The worst forum software I ever encountered was what Baen Books uses on 
their Baen Bar.

I don't know what they use *now* but the two systems I did use were flat 
out horrible. They attempted to integrate e-mail lists with a forum.

Of course there were massive problems. Users could subscribe to a 
subforum by e-mail and all posts there would also be sent to your e-mail 
inbox. One problem was a lot of replies would never make it back to the 
forum, but would to others subscribed to the subforum or thread.

Also, many times a post made on the forum site would disappear, but if 
replies were made before it vanished, those would be visible. Sort of 
like on Usenet where a server might copy a partial thread without its 
original post - but this was just *one server*.

Since the provider of that disaster (which Baen *paid money for*) wasn't 
getting any of the bugs fixed, Baen bought another product that also 
attempted to integrate forum and mailing list.

It didn't have as many issues, but to compensate it had some 
'specialties' of its own. One that was most annoying was the e-mail 
notifications of replies to your posts were %100 totally useless. You'd 
get a link in your notification but instead of taking you to the new 
post in your thread you *always* were dropped into the root level of the 
forum. The forum search was hit and mostly miss. I remember I could be 
looking directly at a specific post and I'd copy some text string from 
that post into the search and it could not find it. Following up on 
responses to a thread start was just about impossible.

Why was Baen paying good money for crap software? To satisfy the long 
time users who had subscribed to their e-mail lists back before they 
decided to do the forum and no free forum software had that kind of 
integration.
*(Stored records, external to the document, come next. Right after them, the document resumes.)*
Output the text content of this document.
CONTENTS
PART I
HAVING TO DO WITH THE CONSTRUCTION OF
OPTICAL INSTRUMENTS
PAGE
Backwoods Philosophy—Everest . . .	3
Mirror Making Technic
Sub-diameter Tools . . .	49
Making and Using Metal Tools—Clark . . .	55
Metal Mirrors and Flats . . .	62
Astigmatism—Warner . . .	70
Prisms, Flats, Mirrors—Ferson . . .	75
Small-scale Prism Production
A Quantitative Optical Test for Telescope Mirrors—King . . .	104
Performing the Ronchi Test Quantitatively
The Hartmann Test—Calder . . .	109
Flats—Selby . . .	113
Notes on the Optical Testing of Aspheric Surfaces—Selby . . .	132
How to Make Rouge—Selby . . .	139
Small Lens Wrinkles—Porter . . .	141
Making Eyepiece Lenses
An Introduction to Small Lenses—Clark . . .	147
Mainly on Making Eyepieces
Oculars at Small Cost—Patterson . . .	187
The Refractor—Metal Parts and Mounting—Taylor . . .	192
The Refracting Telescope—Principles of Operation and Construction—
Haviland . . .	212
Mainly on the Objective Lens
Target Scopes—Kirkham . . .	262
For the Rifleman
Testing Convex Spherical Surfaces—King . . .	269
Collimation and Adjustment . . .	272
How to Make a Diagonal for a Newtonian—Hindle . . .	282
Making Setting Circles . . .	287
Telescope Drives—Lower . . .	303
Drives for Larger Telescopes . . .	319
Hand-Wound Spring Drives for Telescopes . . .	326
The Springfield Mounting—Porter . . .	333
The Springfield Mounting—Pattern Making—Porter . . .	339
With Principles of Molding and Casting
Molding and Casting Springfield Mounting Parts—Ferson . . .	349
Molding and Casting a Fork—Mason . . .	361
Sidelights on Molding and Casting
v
Judging from the hard fail of two commercial products 
attempting that, I can see why none of the free/open source forum 
systems tried to mush the two together.

They also didn't want an open source product. IIRC some crazy notions 
about 'security'. A software product that barely functions can be quite 
secure, but what good is a secure product that is incapable of serving 
your need? Open source software designed for multi-user access with 
logins and passwords nearly always has legions of people attempting to 
poke holes in it, and they either fix them or report them to people who 
can fix them. Find a hole in a closed source product and odds are you'll 
be ignored and the hole won't get closed.

For one serious example, look up a recent electronic hotel room lock 
hack. The hack was done through the power jack on the outside of the 
lock. That jack was used for power to retain the lock programming during 
battery changes, and it was also a "secret" programming interface. The 
hacker who found the security hole was able to build a device into a 
hollowed out ink marker. Pop the battery cover off, shove the gizmo into 
the power jack and instant unlock. All one needed was the hotel's site 
code for the lock system, IIRC he put ALL the site codes into his 
device. He sent all the details to the lock manager and got back 
silence. So he presented the hack at the DefCon that year. Lock company 
insisted its stuff was secure. They weren't notifying their customers of 
the vulnerability. I printed the info out and gave it to a few hotel 
managers. They were rather curious and concerned about their locks after 
that.

Aside from the sheer awfulness of the Bar's user experience, there was a 
bunch of know it all's in the 1632 section who were quite annoying and 
condescending and who simply would not read 100% of what people with 
ideas different than theirs had to say. Ignore a couple of words and you 
get the completely wrong meaning. For example if you nip off the first 
two words of "One of the most important..." Nope, they'd skim for 
certain words and upon seeing things like mention of machine guns and 
they'd all but call you names and virtually pee on you for daring to 
bring up such a "dead horse" subject.